Code (similar to the 'train_triplet_model' function in 'dl_utilites/trip_utils'):
# Build and convert model (to one that combines triplet loss and cross-entropy loss)
model = scratch_model_func() # Wrapper function with no parameters to get desired model having
# two layers named 'final_embeddings' and 'predictions', respectively
# opt - cross-entropy loss function optimizer
# margin - value for margin to be used in loss function and in generating triplets
# expected_loss - realistic desired/expected total/final loss (given the percent_trip_loss loss value below)
# total/final loss = (trip_loss_val * percent_trip_loss) + (xentropy_loss_val * (1-percent_trip_loss))
# percent_trip_loss - portion of total/final loss derived by triplet loss value
# is_L2 - use L2 distance function (as oppposed to L1 distance) for triplet loss function
model = convert_model_to_trip_model(model, SGD(lr=0.1), margin,
expected_loss, percent_trip_loss,
is_L2)
# Get list of lists where each one contains the image indices for each category
train_images, train_labels = train_data
class_indices = break_down_class_indices(train_labels)
# Start generator for triplet selections
if not trip_worker.is_ready_for_start():
trip_worker.stop_activity()
# Dynamic margin flag - adjusts current margin automatically if it is too hard or too easy
# Warm_up_examples_per_anchor - max # of triplets from an anchor to avoid overuse of a subset of images
trip_worker.start_activity(train_data, class_indices, scratch_model_func,
batch_size, margin, dynamic_margin, is_L2,
image_aug, warm_up_examples_per_anchor,
hardness=2.99, skip_percentage=0.4)
....
# Multiply_factor - way to reduce training time on earlier/easier iterations
for hardness in hardness_vals:
hist = model.fit_generator(trip_worker,
steps_per_epoch=
(train_images.shape[0] // (batch_size * multiply_factor)),
epochs=(iter + step_size),
initial_epoch=iter,
callbacks=callbacks)
trip_worker.set_new_hardness_value(hardness) # manually change the difficulty of triplets
...
trip_worker.stop_activity()
Explanation:
The code above is a basic outline of the correct usage of a custom triplet generator object in the 'dl_utilities' repo.
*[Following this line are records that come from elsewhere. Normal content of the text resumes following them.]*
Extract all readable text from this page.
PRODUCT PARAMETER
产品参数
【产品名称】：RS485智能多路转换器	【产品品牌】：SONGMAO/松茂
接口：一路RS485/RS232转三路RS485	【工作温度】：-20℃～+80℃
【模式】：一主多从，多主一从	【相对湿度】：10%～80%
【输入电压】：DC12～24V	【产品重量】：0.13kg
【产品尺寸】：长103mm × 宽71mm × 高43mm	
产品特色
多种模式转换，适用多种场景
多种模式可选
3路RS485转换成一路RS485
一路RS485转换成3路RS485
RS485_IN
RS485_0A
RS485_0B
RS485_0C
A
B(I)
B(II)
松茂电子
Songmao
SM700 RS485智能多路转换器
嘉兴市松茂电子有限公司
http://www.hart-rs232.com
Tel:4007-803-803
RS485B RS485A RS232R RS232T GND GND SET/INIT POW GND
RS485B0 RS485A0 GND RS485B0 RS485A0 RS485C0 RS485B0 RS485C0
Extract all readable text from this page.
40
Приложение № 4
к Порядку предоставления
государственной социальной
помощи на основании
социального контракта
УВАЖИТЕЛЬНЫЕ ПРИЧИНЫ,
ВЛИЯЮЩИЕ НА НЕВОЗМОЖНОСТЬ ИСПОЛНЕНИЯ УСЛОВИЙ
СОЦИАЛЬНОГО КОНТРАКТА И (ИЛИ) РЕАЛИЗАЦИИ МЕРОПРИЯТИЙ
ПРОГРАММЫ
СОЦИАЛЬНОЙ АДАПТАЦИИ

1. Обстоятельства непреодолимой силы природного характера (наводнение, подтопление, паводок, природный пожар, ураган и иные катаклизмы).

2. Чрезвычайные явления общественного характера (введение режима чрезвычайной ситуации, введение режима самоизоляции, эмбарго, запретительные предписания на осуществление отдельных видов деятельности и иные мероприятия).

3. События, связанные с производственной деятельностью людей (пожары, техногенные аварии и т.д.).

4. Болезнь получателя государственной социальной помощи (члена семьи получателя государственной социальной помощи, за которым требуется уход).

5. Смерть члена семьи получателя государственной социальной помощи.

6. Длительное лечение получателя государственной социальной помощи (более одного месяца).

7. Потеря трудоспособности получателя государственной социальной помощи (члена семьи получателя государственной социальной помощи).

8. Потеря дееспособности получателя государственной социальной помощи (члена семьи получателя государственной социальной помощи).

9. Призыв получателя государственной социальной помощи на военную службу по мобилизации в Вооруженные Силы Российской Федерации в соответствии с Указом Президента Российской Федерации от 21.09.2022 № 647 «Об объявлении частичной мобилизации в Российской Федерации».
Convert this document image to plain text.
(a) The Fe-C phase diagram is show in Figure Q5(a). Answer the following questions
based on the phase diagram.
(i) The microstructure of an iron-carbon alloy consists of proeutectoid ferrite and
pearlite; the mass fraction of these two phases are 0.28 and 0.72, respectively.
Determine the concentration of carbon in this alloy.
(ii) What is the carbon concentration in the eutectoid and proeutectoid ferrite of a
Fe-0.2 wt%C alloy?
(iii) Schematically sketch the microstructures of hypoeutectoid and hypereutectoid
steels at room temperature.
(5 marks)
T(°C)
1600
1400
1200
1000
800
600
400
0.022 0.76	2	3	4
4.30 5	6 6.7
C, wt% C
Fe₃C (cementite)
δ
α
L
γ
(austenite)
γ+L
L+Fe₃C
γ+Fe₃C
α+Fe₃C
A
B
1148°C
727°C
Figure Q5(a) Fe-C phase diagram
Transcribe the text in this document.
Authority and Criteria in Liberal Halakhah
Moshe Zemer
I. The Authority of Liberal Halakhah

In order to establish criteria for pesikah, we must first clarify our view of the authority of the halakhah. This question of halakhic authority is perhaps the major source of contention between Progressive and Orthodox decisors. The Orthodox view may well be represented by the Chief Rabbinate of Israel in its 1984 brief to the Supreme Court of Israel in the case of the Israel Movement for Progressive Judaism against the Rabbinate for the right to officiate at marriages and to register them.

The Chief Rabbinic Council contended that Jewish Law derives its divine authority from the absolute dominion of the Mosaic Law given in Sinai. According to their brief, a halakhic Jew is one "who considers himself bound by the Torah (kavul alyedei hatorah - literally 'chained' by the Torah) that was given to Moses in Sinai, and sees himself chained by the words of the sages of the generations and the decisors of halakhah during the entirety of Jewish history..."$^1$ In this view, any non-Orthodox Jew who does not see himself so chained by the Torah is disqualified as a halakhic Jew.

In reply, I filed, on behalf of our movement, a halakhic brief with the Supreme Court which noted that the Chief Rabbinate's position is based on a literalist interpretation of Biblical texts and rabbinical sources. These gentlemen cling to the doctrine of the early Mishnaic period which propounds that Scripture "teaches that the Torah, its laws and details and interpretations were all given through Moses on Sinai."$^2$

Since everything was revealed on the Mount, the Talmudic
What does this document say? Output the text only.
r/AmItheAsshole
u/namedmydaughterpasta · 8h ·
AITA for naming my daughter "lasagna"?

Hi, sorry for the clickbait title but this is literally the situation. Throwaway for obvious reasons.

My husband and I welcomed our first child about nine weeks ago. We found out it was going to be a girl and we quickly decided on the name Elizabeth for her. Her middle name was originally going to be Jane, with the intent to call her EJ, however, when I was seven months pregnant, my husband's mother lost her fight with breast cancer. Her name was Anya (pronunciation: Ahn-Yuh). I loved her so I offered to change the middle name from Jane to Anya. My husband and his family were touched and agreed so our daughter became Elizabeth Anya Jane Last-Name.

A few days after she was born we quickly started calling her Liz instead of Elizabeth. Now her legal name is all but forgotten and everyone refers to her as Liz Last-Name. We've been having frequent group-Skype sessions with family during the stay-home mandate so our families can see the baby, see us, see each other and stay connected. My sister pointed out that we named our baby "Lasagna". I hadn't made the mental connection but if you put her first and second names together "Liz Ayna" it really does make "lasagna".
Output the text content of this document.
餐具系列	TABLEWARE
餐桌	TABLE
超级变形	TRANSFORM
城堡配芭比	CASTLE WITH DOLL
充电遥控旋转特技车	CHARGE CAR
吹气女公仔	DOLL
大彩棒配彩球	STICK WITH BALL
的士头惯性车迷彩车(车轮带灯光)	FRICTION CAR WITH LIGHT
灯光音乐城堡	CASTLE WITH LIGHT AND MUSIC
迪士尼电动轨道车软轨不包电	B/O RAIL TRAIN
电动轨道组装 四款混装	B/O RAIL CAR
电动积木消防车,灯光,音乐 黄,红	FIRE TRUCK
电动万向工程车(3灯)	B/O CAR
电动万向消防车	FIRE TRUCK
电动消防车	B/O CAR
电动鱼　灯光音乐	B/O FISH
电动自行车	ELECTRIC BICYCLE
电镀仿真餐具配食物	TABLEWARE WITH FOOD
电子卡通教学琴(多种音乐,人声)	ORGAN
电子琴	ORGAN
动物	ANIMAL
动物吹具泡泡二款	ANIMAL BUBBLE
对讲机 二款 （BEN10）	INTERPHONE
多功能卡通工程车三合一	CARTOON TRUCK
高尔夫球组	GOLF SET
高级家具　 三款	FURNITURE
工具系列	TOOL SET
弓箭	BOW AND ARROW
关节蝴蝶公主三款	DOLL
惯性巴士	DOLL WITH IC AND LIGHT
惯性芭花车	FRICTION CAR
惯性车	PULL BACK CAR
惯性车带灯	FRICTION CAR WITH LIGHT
The code comes predominantly from the 'train_triplet_model' function in the 'dl_utilites/trip_loss/trip_utils' module.
Preceding this code and in general to perform triplet loss training, you will have to create a triplet generator object (as done in the main training script for my Udacity capstone project.) Because TensorFlow cannot/should not be initialized twice in a single process, the main training thread must create a multi-process triplet generator before initializing TensorFlow itself. The main training thread can then re-use that generator (with its 'start_activity' and 'stop_activity' member functions) for training every future model.
In the code example here, a normal cross-entropy model is created and then converted into a model factoring the triplet loss into its objective function (using the 'convert_model_to_trip_model' function). After that, the triplet loss generator is started and passed to the training function (e.g. the Keras 'fit_generator' call). As training progresses, the difficulty of the triplet batches being produced by the 'trip_worker' generator is gradually increased to pass through each of the difficulty levels (from above) using the 'set_new_hardness_value' member function.